Söylediğimiz gibi Özbekistan halkı İslam dinine bağlı bir halk olup komünistlerin baskısı da dahil olmak üzere hiç kimse onların azimlerini kıramamıştır. Bugün liberalizm postuna bürünenlerin zulümlerine karşı direnecekleri konusunda da hiçbir şüphe yoktur. Şüphesiz İslam’a davet, devam edecektir. O halde yöneticiler, daha önceki tiranlardan ibret alsınlar.
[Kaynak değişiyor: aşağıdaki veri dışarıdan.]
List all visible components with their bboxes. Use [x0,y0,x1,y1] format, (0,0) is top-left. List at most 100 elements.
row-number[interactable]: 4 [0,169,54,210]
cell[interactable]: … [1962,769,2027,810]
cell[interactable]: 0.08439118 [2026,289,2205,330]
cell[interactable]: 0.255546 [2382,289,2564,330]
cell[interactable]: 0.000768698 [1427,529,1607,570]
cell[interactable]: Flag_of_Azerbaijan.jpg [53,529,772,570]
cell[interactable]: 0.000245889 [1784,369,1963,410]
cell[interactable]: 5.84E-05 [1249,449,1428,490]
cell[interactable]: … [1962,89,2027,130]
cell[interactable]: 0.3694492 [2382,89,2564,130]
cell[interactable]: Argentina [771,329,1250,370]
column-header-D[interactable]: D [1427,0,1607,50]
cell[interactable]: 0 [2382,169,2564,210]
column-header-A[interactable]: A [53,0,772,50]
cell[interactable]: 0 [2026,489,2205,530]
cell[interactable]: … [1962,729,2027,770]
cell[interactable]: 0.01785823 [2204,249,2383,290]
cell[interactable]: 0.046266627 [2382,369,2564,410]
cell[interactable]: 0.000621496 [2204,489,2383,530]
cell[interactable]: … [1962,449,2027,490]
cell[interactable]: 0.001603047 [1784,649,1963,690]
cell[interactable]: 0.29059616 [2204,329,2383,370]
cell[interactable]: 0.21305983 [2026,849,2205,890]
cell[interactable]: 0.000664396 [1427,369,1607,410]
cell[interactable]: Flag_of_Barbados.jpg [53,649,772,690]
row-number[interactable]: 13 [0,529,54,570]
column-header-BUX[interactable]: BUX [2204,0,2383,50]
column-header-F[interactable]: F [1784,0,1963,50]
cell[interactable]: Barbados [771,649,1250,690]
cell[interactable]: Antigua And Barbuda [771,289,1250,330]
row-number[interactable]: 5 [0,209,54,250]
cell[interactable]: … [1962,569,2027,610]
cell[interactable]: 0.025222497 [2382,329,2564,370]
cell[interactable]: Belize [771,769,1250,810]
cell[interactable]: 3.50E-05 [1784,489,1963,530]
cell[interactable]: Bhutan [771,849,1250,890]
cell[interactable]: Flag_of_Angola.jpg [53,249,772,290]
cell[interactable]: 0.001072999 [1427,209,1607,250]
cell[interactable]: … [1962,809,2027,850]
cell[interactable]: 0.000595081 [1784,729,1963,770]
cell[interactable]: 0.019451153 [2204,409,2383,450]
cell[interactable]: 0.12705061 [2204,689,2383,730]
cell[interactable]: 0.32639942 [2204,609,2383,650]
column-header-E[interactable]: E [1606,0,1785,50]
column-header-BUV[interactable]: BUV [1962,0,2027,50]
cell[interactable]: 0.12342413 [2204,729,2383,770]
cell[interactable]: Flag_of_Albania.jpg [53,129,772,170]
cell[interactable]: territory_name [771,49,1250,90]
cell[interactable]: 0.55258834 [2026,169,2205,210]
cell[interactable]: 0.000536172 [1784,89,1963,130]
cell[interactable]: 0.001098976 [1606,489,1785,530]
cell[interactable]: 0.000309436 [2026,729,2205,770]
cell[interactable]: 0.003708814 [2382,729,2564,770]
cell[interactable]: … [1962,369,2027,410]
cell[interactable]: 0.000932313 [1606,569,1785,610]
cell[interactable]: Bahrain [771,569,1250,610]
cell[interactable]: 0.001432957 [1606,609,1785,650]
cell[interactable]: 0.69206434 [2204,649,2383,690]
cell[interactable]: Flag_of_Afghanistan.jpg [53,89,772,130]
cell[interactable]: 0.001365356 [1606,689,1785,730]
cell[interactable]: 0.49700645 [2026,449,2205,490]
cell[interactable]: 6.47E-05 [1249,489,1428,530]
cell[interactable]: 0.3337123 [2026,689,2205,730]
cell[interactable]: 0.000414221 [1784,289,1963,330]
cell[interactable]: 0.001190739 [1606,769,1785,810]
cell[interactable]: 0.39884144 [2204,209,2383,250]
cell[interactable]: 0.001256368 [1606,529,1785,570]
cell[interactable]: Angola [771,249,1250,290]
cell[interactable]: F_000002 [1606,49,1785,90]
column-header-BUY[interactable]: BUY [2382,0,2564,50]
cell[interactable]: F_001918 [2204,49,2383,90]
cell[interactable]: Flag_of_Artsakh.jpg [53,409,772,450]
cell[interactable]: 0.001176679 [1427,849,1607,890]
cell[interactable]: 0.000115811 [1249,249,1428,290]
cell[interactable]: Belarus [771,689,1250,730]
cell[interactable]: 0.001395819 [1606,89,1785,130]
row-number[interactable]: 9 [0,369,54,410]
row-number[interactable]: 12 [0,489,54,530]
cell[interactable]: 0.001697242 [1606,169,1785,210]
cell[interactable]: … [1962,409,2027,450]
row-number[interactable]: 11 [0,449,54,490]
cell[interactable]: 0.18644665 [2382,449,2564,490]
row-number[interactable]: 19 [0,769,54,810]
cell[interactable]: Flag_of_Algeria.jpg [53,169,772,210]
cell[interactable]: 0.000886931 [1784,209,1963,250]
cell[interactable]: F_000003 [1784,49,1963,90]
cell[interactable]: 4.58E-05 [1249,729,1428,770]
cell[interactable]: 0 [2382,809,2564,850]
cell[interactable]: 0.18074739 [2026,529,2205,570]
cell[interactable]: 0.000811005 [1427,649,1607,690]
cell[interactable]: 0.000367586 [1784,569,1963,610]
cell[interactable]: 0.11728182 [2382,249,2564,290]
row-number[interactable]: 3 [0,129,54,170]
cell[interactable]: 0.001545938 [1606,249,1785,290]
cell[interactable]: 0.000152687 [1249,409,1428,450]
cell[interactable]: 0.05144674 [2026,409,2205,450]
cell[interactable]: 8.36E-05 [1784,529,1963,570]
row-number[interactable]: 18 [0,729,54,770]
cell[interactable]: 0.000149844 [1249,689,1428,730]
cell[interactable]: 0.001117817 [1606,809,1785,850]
Zira Allahu Teala şöyle buyurmuştur: وَالَّذِينَ يُؤْذُونَ الْمُؤْمِنِينَ وَالْمُؤْمِنَاتِ بِغَيْرِ مَا اكْتَسَبُوا فَقَدِ احْتَمَلُوا بُهْتَانًا وَإِثْمًا مُبِينًا “Mümin erkeklere ve mümin kadınlara, yapmadıkları bir şeyden dolayı eziyet edenler, şüphesiz bir iftira ve apaçık bir günah yüklenmişlerdir.” [Ahzab 58] Ve Subhanehu şöyle buyurmuştur: إِنَّ الَّذِينَ يَكْفُرُونَ بِآيَاتِ اللّهِ وَيَقْتُلُونَ النَّبِيِّينَ بِغَيْرِ حَقٍّ وَيَقْتُلُونَ الِّذِينَ يَأْمُرُونَ بِالْقِسْطِ مِنَ النَّاسِ فَبَشِّرْهُم بِعَذَابٍ أَلِيمٍ “Allah’ın ayetlerini inkâr edenler, haksız yere peygamberlerin canlarına kıyanlar ve adaleti emreden insanları öldürenler (yok mu), onları elim bir azapla müjdele!” [Al-i İmran 21]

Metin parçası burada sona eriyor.